Marcel Proust, The Fugitive, pp. 429-430
Not surprisingly, in reaction to the letter that Albertine had sent after her sudden departure, Marcel develops a set of hypotheses to explain her actions, which I don't think we need to devote much time to analyzing since they're the obvious ones any of us would propose in that situation: essentially, that she truly meant what she said or she was just saying things that she didn't mean to force his hand, and by force his hand we mean to go ahead and marry her. The one aspect of it that I'll briefly reference is that it once again displays the social and gender worlds of the age when, one page earlier, Proust notes: "Once she is married, her independence will cease to matter to her; we shall stay here together, in perfect happiness." (p. 428) The point here is that all of Albertine's talk of her independence only matters because she's, as a kept woman, in the penumbral world between complete freedom and marriage and thus the uncertainty of her future makes the question of independence key, whereas when she's married independence won't matter because, then, as now, women are all too often socialized to view marriage as a, if not the, destination.
That said, what I find most interesting in this passage is the inner debate raging in Marcel over how he's supposed to sort out this "immense new jolt." He treats Albertine's absence like a scientific experiment, even promoting various hypotheses for understanding it and "solving" it. At the same time, Proust suggests recognizes that there are limits: "But - and what follows will show it even more clearly, as many episodes must have indicated it already - that fact that our intelligence is not the subtlest, most powerful, most appropriate instrument for grasping the truth is only one reason the more for beginning with the intelligence, and not with an unconscious intuition, a ready-made faith in presentiments." So, yes, intellect is better than mere intuition, as Proust comes down on the side of the Enlightenment emphasis on reason as compared to the Romantic era's unease with cold reason and preference for the more ethereal realms of intuition and emotion and, well, the illogical (not as in foolish or overly simplistic, but rather freed from the tyranny of reason). However, he recognizes limits, and instead talks of "experimental faith." In Proust's words: "It is life that, little by little, case by case, enables us to observe that what is most important to our hearts or to our minds is taught us not by reasoning but by other powers.
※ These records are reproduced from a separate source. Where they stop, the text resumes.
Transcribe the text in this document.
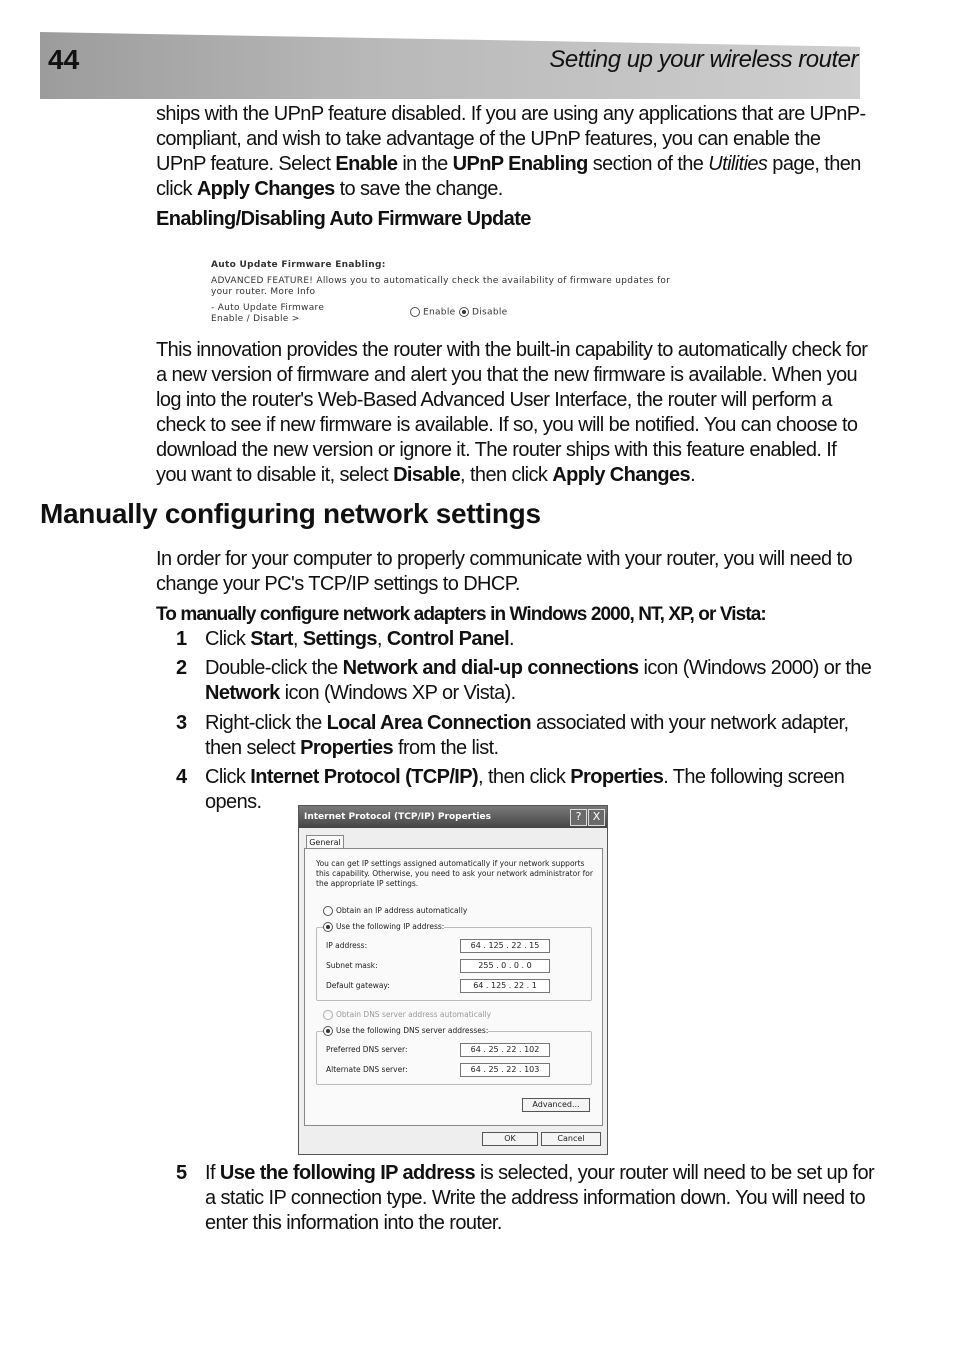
44	Setting up your wireless router
ships with the UPnP feature disabled. If you are using any applications that are UPnP-compliant, and wish to take advantage of the UPnP features, you can enable the UPnP feature. Select Enable in the UPnP Enabling section of the Utilities page, then click Apply Changes to save the change.
Enabling/Disabling Auto Firmware Update
Auto Update Firmware Enabling:
ADVANCED FEATURE! Allows you to automatically check the availability of firmware updates for
your router. More Info
- Auto Update Firmware
Enable / Disable >
Enable	Disable
This innovation provides the router with the built-in capability to automatically check for a new version of firmware and alert you that the new firmware is available. When you log into the router's Web-Based Advanced User Interface, the router will perform a check to see if new firmware is available. If so, you will be notified. You can choose to download the new version or ignore it. The router ships with this feature enabled. If you want to disable it, select Disable, then click Apply Changes.
Manually configuring network settings
In order for your computer to properly communicate with your router, you will need to change your PC's TCP/IP settings to DHCP.
To manually configure network adapters in Windows 2000, NT, XP, or Vista:
1 Click Start, Settings, Control Panel.
2 Double-click the Network and dial-up connections icon (Windows 2000) or the Network icon (Windows XP or Vista).
3 Right-click the Local Area Connection associated with your network adapter, then select Properties from the list.
4 Click Internet Protocol (TCP/IP), then click Properties. The following screen opens.
Internet Protocol (TCP/IP) Properties	?	X
General
You can get IP settings assigned automatically if your network supports
this capability. Otherwise, you need to ask your network administrator for
the appropriate IP settings.
Obtain an IP address automatically
Use the following IP address:
IP address:	64 . 125 . 22 . 15
Subnet mask:	255 . 0 . 0 . 0
Default gateway:	64 . 125 . 22 . 1
Obtain DNS server address automatically
Use the following DNS server addresses:
Preferred DNS server:	64 . 25 . 22 . 102
Alternate DNS server:	64 . 25 . 22 . 103
Advanced...
OK	Cancel
5 If Use the following IP address is selected, your router will need to be set up for a static IP connection type. Write the address information down. You will need to enter this information into the router.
And then it is the intelligence itself which, acknowledging their superiority, abdicated to them through reasoning and consents to become their collaborator and their servant." What I think Proust is proposing is a more organic process shaped by a lived and evolving conceptual universe, and not one wherein we can just sit down clearly, or for that matter easily, judiciously choose between two different hypotheses. I would propose that this is true in reality, and the key question is whether or not it's not also true in theory.